La nouvelle chevalerie des ordres monastiques trouvait son Graal dans la chasteté et la religion
Mais cette guerre entre le Pape et l’Empereur, entre le spirituel et le temporel, entre l’amour courtois et l’amour spirituel fait entièrement fi du message du Christ lui-même, oubliant la notion d’Agapè pour opposer le romantisme à l’idolâtrie religieuse. En effet, si nous revenons à la question de l’amour universel, il nous faut comprendre que la négation des amours particuliers n’est qu’une phase initiatique au sein du mouvement de l’Agapè. Lorsque Jésus affirme en Luc, XIV, 26 que nous devons renier notre père, notre mère, notre frère et même notre propre vie, il ne faut pas penser cela comme une contradiction vis-à-vis de la célèbre sentence « Aimez-vous les uns les autres » mais comme un moyen d’y parvenir.
En effet, l’Agapè cherche à retrouver l’aspect universel de l’amour, détaché de tout ce qui pourrait y porter ombrage. Ainsi, lorsque nous aimons notre frère parce qu’il est notre frère, nous n’aimons pas l’individu mais la fraternité. Lorsque nous aimons une femme parce que nous la désirons, nous n’aimons pas cette femme mais Éros. Et de la même manière, si nous aimons un pauvre parce que la Bible nous dit d’aimer un pauvre, nous n’aimons pas le pauvre mais l’idole « Jésus ». Ce reniement universel permet donc de purifier l’amour de toutes ses illusions pour apprendre à voir l’autre tel qu’il est.
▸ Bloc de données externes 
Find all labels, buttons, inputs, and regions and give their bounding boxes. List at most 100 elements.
L’Agapè est donc le mouvement visant à se séparer de ces illusions pour reconnaître l’autre dans sa particularité profonde, en tant qu’individu et non en tant que relation vis-à-vis de nous-même.
C’est pourquoi, selon moi, ni Lancelot, ni Galaad n’ont pu trouver le Graal de l’Agapè. Le premier a échoué car son obsession romantique envers Guenièvre a brisé la table ronde, lui faisant oublier les autres personnes qui l’entourait pour se contenter d’un amour romantique fantasmé. Le second, car il a oublié les hommes et s’est perdu dans les valeurs abstraites. Ni la noblesse, ni l’Église n’ont ainsi pu résoudre le problème posé par Jésus de Nazareth mille ans plus tôt et c’est cet échec qui entraina leur perte. Celui qui ressent l’Agapè ne ressent donc pas le même amour pour chaque personne qu’il rencontre mais reconnaît justement qu’il ressent un amour incommensurablement différent pour chacun, car chaque être humain est unique. C’est donc cette incommensurabilité qui permet de penser l’humanité, de s’éloigner de la hiérarchisation des êtres humains selon une valeur absolue (l’argent, la noblesse, la beauté etc…) tout en ne tombant pas dans la caricature de la normalisation et de la standardisation du sentiment.
La porte menant au Christ est à présent ouverte, ses eaux émanant de notre cœur se répandent sur la terre. Les chants des Chérubins expriment la joie de la résurrection, nous faisant ainsi oublier les souffrances de la passion. Le royaume promis pas Jésus de Nazareth est devant nos yeux, il nous suffit de nous tourner vers l’autre, de le regarder tel qu’il est et de reconnaitre en lui le Christ. En cet instant, les voiles du temple de l’amour commencent à osciller, poussés par les vents qui, issus de l’extérieur, vont et viennent entre la porte d’Éros et celle d’Agapè. Mais déjà une nouvelle chaleur attire notre regard, entre ces deux seuils dont nous avons descellé les verrous apparaissent les rayons ardents d’une nouvelle porte d’Or, celle de la Philia.
Cet article est le troisième d’une série consacrée aux origines de la politique dans notre rapport initial à l’autre.